Jakarta, 19/12 (Antara) - Kondisi perekonomian Indonesia tahun 2014 antara lain terlihat dari postur APBN 2014 yang telah disahkan DPR RI pada 25 Oktober 2013.

Dalam APBN tersebut disepakati sejumlah asumsi dasar, yakni pertumbuhan ekonomi 6,0 persen; inflasi 5,5 persen; nilai tukar Rp10.500 per dolar AS; tingkat suku bunga surat perbendaharaan negara tiga bulan sebesar 5,5 persen; harga minyak 105 dolar AS per barel; dan lifting minyak dan gas bumi 2.110 ribu barel per hari dengan rincian lifting minyak 870 ribu barel per hari dan lifting gas 1.240 ribu barel setara minyak per hari.

Berdasarkan asumsi makro yang telah disepakati itu, maka pendapatan negara pada 2014 ditaksir Rp1.667,14 triliun yang terdiri dari pendapatan dalam negeri sebesar Rp1.665,78 triliun dan penerimaan hibah Rp1,36 triliun.

Penerimaan dalam negeri terdiri dari penerimaan perpajakan sebesar Rp1.280,39 triliun dan penerimaan negara bukan pajak sebesar Rp385,39 triliun. Belanja negara dipatok Rp1.842,5 triliun.

Jadi, terdapat defisit sebesar Rp175,4 triliun atau 1,69 persen dari produk domestik bruto (PDB).

Belanja negara terdiri dari belanja pemerintah pusat sebesar Rp1.249,9 triliun dan transfer ke daerah Rp592,6 triliun. Belanja pemerintah pusat terdiri dari belanja kementerian/lembaga (K/L) Rp637,8 triliun dan belanja non kementerian/lembaga Rp612,1 triliun.

Komite Ekonomi Nasional (KEN) memproyeksikan ekonomi Indonesia akan tumbuh 5,5 persen atau lebih lambat dari pertumbuhan tahun 2013 sebesar 5,7 persen.

Hal itu mirip dengan proyeksi "International Monetary Fund" (IMF) dan beberapa lembaga swasta, seperti Goldman Sachs, HSBC, Barclays Capital dan Credit Suisse.

Bahkan, Bank Dunia memperkirakan pertumbuhan yang lebih rendah 5,4 persen sebagaimana Citigroup (5,3 persen) dan JP Morgan (4,9 persen).

Meskipun ada juga yang berpandangan optimistik semisal ADB, OECD, DBS dan ANZ (6,0 persen) serta ING Group paling optimistis (7,0 persen). Perbedaan proyeksi itu menggambarkan tingkat kepercayaan pihak asing yang berfluktuasi.

Sementara itu, di dalam negeri berkembang sentimen yang meragukan efektivitas APBN dalam melayani kebutuhan rakyat, apalagi menyejahterakan golongan fakir-miskin yang masih sangat besar jumlahnya.
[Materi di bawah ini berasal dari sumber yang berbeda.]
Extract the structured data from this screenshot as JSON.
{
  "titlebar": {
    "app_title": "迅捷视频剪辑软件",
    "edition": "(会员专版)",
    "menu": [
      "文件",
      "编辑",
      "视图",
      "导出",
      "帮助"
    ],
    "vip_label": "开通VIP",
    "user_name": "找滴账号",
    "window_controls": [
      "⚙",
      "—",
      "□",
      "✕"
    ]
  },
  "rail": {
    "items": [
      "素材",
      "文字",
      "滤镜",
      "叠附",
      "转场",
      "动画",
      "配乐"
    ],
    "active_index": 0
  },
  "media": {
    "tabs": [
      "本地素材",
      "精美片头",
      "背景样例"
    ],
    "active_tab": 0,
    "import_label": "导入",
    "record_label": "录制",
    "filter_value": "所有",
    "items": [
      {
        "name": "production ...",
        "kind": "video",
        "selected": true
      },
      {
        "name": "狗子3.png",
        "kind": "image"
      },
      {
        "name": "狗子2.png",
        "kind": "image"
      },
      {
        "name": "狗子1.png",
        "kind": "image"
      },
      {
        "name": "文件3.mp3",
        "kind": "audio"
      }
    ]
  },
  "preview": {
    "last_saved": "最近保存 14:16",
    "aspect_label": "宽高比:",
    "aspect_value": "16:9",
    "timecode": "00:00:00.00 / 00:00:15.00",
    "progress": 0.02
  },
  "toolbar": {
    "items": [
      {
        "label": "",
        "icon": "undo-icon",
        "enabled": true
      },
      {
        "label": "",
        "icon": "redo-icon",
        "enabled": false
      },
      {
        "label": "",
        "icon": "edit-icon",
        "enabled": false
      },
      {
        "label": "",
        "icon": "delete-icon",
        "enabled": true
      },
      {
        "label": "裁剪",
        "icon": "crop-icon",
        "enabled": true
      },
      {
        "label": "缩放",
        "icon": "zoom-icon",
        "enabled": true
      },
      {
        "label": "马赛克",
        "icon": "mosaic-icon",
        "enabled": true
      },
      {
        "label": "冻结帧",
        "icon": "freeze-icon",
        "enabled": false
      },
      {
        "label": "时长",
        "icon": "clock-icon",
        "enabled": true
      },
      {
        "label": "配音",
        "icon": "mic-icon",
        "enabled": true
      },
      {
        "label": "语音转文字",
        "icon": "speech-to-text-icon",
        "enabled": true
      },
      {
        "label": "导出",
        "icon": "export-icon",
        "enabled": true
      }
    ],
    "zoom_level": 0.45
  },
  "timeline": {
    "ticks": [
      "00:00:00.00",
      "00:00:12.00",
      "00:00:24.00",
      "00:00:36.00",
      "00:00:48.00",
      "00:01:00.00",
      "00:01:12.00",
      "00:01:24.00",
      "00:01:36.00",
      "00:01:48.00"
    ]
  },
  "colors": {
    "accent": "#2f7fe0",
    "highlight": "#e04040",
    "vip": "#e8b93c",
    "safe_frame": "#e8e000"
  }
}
Hal itu diwakili oleh FITRA (Forum Indonesia untuk Transparansi Anggaran) yang menyebutkan empat lubang potensi kebocoran APBN 2014.

Pertama, dari pos BUMN yang diyakini bakal jadi "sapi perahan" kepentingan politik.

Laba ditahan milik BUMN sebesar Rp407,3 triliun dan laba tidak disetor di 15 BUMN berpotensi dimanfaatkan kelompok kepentingan politik menjelang Pemilu.

Potensi kedua berasal dari alokasi dana optimalisasi bagi kementerian/lembaga pemerintahan sebesar Rp26,9 triliun, tanpa dibarengi evaluasi atas kinerja kementerian/lembaga, itu berpotensi menjadi dana titipan buah kolaborasi birokrat dengan politikus tertentu.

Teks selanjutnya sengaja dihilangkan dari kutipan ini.